Targeting the Menin– KMT2A Axis in Acute Leukemia: From Epigenetic Dependency to Clinical Translation

Acute leukemias characterized by a shared epigenetic dependency on the menin–KMT2A axis rely on aberrant HOX-driven transcriptional programs that sustain leukemic self-renewal and impair differentiation. This dependency is most evident in KMT2A-rearranged and NPM1-mutated acute myeloid leukemia (AML), but also extends to other HOX-dependent entities, including leukemias with NUP98 rearrangements and UBTF tandem duplications, broadening the therapeutic relevance of menin inhibition. Menin acts as a central scaffold within chromatin-associated complexes that maintain expression of HOXA cluster genes and MEIS1, integrating signals from epigenetic regulators and lineage-specific transcription factors. Disruption of the menin–KMT2A interaction results in transcriptional reprogramming, induction of differentiation, and loss of leukemic stem cell properties, providing a strong mechanistic rationale for therapeutic targeting. This review synthesizes current knowledge on the molecular basis of menin dependency, with emphasis on structural insights, transcriptional circuitry, and lineage plasticity.
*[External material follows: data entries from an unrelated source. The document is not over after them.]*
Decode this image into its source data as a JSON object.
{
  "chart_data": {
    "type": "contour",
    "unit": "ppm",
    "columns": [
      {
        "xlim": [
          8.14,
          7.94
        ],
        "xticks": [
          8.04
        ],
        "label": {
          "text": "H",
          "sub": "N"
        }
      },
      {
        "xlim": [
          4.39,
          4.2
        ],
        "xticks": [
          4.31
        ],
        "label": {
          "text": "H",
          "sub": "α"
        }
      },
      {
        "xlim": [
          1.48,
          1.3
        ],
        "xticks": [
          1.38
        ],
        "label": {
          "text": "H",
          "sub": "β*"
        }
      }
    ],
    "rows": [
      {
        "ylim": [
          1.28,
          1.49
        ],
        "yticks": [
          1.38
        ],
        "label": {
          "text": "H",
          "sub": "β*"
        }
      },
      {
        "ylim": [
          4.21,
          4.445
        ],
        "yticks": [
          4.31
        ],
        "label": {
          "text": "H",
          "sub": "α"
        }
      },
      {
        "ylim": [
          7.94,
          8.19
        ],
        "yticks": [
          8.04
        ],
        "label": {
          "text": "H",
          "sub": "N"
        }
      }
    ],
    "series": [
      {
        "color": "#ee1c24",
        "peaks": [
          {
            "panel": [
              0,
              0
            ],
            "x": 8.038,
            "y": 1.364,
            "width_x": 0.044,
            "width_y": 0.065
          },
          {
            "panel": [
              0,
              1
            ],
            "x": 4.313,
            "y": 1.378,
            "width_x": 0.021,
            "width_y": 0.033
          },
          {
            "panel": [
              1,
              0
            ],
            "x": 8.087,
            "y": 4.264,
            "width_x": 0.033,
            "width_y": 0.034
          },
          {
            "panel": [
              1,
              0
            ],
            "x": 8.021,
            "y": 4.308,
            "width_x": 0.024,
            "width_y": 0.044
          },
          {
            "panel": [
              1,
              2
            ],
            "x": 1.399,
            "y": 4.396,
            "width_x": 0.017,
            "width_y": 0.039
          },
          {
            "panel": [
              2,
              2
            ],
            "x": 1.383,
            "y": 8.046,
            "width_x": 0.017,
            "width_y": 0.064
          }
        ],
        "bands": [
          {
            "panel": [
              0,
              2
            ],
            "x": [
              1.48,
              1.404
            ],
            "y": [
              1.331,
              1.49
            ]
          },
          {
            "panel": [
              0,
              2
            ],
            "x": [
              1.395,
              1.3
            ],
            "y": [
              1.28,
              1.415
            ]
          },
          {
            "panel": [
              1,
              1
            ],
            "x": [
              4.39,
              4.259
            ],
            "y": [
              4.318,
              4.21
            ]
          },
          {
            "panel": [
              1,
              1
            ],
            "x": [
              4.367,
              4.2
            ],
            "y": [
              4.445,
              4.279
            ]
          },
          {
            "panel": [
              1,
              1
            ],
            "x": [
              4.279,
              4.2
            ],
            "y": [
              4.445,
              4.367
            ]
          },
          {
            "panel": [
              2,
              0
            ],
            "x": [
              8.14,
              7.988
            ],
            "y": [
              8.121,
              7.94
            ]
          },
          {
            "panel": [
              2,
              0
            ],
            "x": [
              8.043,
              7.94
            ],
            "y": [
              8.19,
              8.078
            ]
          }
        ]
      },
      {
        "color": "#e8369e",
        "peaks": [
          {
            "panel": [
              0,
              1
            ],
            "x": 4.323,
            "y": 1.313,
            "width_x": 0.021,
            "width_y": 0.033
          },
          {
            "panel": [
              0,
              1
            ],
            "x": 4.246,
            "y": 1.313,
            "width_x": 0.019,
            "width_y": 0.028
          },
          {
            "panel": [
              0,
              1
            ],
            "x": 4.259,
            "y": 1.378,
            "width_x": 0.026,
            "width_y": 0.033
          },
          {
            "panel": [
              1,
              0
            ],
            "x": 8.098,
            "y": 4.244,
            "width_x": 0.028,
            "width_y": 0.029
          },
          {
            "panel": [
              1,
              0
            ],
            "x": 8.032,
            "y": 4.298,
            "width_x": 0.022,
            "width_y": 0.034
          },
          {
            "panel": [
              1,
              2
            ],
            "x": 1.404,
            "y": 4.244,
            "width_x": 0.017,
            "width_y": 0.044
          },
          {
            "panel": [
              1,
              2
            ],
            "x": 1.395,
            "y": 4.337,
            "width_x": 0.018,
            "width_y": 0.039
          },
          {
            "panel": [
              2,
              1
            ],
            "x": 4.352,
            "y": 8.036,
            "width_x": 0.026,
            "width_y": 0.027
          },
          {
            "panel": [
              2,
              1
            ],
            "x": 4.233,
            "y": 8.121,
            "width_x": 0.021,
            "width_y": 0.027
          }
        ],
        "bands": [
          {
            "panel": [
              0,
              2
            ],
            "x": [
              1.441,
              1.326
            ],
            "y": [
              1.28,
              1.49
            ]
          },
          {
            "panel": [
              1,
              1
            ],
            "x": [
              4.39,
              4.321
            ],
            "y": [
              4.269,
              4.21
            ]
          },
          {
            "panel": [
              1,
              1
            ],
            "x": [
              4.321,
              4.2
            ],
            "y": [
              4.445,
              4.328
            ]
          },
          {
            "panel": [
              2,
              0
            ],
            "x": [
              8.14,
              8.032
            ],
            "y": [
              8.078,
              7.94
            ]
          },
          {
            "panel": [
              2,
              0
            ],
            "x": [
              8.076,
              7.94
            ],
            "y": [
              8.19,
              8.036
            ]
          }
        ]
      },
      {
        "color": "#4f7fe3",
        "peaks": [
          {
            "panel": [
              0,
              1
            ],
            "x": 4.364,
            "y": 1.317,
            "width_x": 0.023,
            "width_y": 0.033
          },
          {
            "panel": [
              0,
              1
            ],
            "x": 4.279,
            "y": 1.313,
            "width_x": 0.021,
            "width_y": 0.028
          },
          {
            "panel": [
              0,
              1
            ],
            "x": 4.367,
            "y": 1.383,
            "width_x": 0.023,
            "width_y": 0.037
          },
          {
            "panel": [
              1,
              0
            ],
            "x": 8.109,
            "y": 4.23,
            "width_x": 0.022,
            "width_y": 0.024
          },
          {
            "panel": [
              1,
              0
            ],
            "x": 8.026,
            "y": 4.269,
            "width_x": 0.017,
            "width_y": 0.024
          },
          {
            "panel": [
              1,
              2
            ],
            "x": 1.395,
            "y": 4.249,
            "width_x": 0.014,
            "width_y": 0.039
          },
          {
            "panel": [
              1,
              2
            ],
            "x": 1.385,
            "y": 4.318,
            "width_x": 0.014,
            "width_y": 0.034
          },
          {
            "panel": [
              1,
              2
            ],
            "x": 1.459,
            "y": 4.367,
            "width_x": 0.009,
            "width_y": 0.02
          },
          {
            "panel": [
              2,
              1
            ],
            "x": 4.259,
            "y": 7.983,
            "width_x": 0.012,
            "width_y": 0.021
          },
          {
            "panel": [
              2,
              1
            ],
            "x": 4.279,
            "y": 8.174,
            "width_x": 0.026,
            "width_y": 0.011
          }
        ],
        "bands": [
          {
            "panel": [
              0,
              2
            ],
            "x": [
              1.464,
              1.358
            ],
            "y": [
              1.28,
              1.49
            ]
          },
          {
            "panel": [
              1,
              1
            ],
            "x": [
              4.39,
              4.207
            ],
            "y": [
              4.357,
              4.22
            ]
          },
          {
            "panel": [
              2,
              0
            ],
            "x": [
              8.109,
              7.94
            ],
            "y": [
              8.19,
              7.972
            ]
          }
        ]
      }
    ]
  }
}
We critically evaluate the preclinical and clinical development of menin inhibitors, including revumenib, ziftomenib, bleximinib, and icovamenib, summarizing efficacy signals in relapsed/refractory disease, safety profiles, and emerging resistance mechanisms. Special attention is given to combination strategies with venetoclax, FLT3 inhibitors, chemotherapy, and epigenetic agents, which aim to enhance response durability and mitigate resistance. Finally, we discuss ongoing clinical trials, unresolved challenges in patient selection and sequencing, and future directions for integrating menin inhibition into precision-based treatment paradigms for acute leukemia.